Chef Jason Nelsons is almost religious in his devotion to what’s fresh, honest and often organic. He travels the region on Sunday road-trips in search of producers he likes, and the board at Renard Artisan Bistro, his small restaurant on Mont-Royal, lists original dishes that showcase the flavours in a way that elevates them even further. Sweetbreads never tasted so good in this town.
Tourtière is traditional Quebec meat-pie made of a meat mix that often includes pork and spices; this one made by Michelle Marek and Seth Gabrielese at Foodlab is adorned with a small, perfect pastry snowflake that tasted especially sweet and flaky. Michelle and Seth have organized a special set of holiday menus, Les Grandes tablées, which set menus for groups of six people or more – a great place to meet with family or friends over the holidays.

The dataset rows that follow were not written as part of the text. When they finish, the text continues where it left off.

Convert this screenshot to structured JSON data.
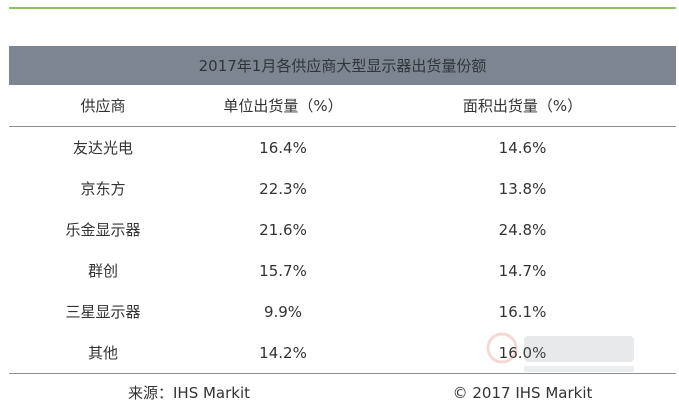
{
  "table": {
    "title": "2017年1月各供应商大型显示器出货量份额",
    "headers": [
      "供应商",
      "单位出货量（%）",
      "面积出货量（%）"
    ],
    "rows": [
      [
        "友达光电",
        "16.4%",
        "14.6%"
      ],
      [
        "京东方",
        "22.3%",
        "13.8%"
      ],
      [
        "乐金显示器",
        "21.6%",
        "24.8%"
      ],
      [
        "群创",
        "15.7%",
        "14.7%"
      ],
      [
        "三星显示器",
        "9.9%",
        "16.1%"
      ],
      [
        "其他",
        "14.2%",
        "16.0%"
      ]
    ],
    "source": "来源：IHS Markit",
    "copyright": "© 2017 IHS Markit"
  },
  "colors": {
    "top_rule": "#8dc262",
    "title_bar_bg": "#7d8690",
    "text": "#333333",
    "divider": "#8a8f95"
  }
}
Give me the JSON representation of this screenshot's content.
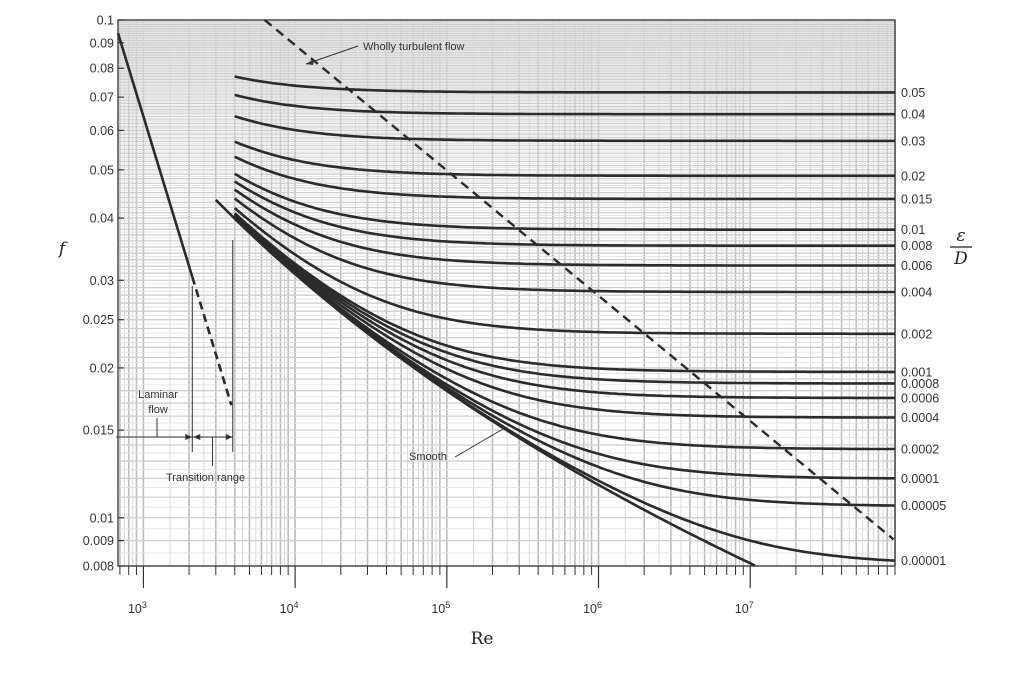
{
  "chart_data": {
    "type": "line",
    "xscale": "log",
    "yscale": "log",
    "xlim": [
      680,
      90000000
    ],
    "ylim": [
      0.008,
      0.1
    ],
    "grid": true,
    "xlabel": "Re",
    "ylabel": "f",
    "right_axis_label": {
      "numerator": "ε",
      "denominator": "D"
    },
    "x_ticks": [
      {
        "value": 1000,
        "base": "10",
        "exp": "3"
      },
      {
        "value": 10000,
        "base": "10",
        "exp": "4"
      },
      {
        "value": 100000,
        "base": "10",
        "exp": "5"
      },
      {
        "value": 1000000,
        "base": "10",
        "exp": "6"
      },
      {
        "value": 10000000,
        "base": "10",
        "exp": "7"
      }
    ],
    "y_ticks": [
      {
        "value": 0.1,
        "label": "0.1"
      },
      {
        "value": 0.09,
        "label": "0.09"
      },
      {
        "value": 0.08,
        "label": "0.08"
      },
      {
        "value": 0.07,
        "label": "0.07"
      },
      {
        "value": 0.06,
        "label": "0.06"
      },
      {
        "value": 0.05,
        "label": "0.05"
      },
      {
        "value": 0.04,
        "label": "0.04"
      },
      {
        "value": 0.03,
        "label": "0.03"
      },
      {
        "value": 0.025,
        "label": "0.025"
      },
      {
        "value": 0.02,
        "label": "0.02"
      },
      {
        "value": 0.015,
        "label": "0.015"
      },
      {
        "value": 0.01,
        "label": "0.01"
      },
      {
        "value": 0.009,
        "label": "0.009"
      },
      {
        "value": 0.008,
        "label": "0.008"
      }
    ],
    "roughness_series": [
      {
        "label": "0.05",
        "value": 0.05
      },
      {
        "label": "0.04",
        "value": 0.04
      },
      {
        "label": "0.03",
        "value": 0.03
      },
      {
        "label": "0.02",
        "value": 0.02
      },
      {
        "label": "0.015",
        "value": 0.015
      },
      {
        "label": "0.01",
        "value": 0.01
      },
      {
        "label": "0.008",
        "value": 0.008
      },
      {
        "label": "0.006",
        "value": 0.006
      },
      {
        "label": "0.004",
        "value": 0.004
      },
      {
        "label": "0.002",
        "value": 0.002
      },
      {
        "label": "0.001",
        "value": 0.001
      },
      {
        "label": "0.0008",
        "value": 0.0008
      },
      {
        "label": "0.0006",
        "value": 0.0006
      },
      {
        "label": "0.0004",
        "value": 0.0004
      },
      {
        "label": "0.0002",
        "value": 0.0002
      },
      {
        "label": "0.0001",
        "value": 0.0001
      },
      {
        "label": "0.00005",
        "value": 5e-05
      },
      {
        "label": "0.00001",
        "value": 1e-05
      }
    ],
    "laminar": {
      "formula": "f = 64/Re",
      "solid_re": [
        680,
        2100
      ],
      "dashed_re": [
        2100,
        3800
      ]
    },
    "turbulent_start_re": 4000,
    "wholly_turbulent": {
      "re_range": [
        6300,
        88000000
      ]
    },
    "annotations": {
      "wholly_turbulent": "Wholly turbulent flow",
      "laminar_line1": "Laminar",
      "laminar_line2": "flow",
      "transition": "Transition range",
      "smooth": "Smooth"
    }
  }
}
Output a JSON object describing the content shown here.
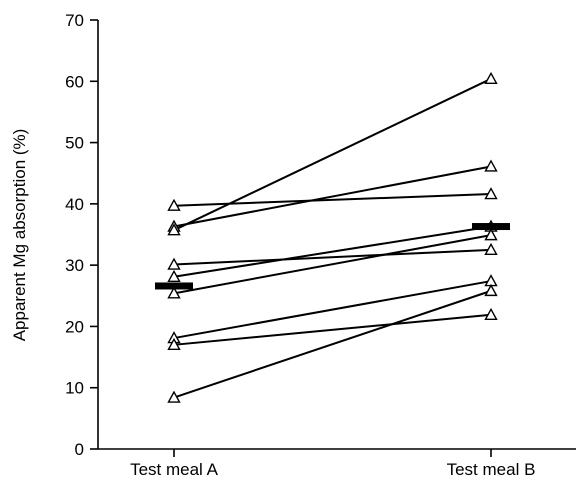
{
  "chart_data": {
    "type": "line",
    "categories": [
      "Test meal A",
      "Test meal B"
    ],
    "ylabel": "Apparent Mg absorption (%)",
    "ylim": [
      0,
      70
    ],
    "yticks": [
      0,
      10,
      20,
      30,
      40,
      50,
      60,
      70
    ],
    "grid": false,
    "marker": "open-triangle",
    "series": [
      {
        "values": [
          39.7,
          41.6
        ]
      },
      {
        "values": [
          36.3,
          46.1
        ]
      },
      {
        "values": [
          35.7,
          60.4
        ]
      },
      {
        "values": [
          30.1,
          32.5
        ]
      },
      {
        "values": [
          28.1,
          36.3
        ]
      },
      {
        "values": [
          25.4,
          34.9
        ]
      },
      {
        "values": [
          18.1,
          27.4
        ]
      },
      {
        "values": [
          17.0,
          21.9
        ]
      },
      {
        "values": [
          8.4,
          25.8
        ]
      }
    ],
    "means": [
      26.6,
      36.3
    ]
  }
}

Speaking of pork, Lawrence Restaurant’s wintry Quebec-raised pork chop with braised radicchio and local apples, a signature dish which is always salted and sweet enough to warm even the chilliest bones. Apples are bountiful in Quebec, and cooks can count on them all winter long to sweeten the deal.
Speaking of root cellar-produce, Nora Gray has a mean handmade beet and gorgonzola ravioli on their December menu, as well as some rabbit saddle and tripe that’s recommended.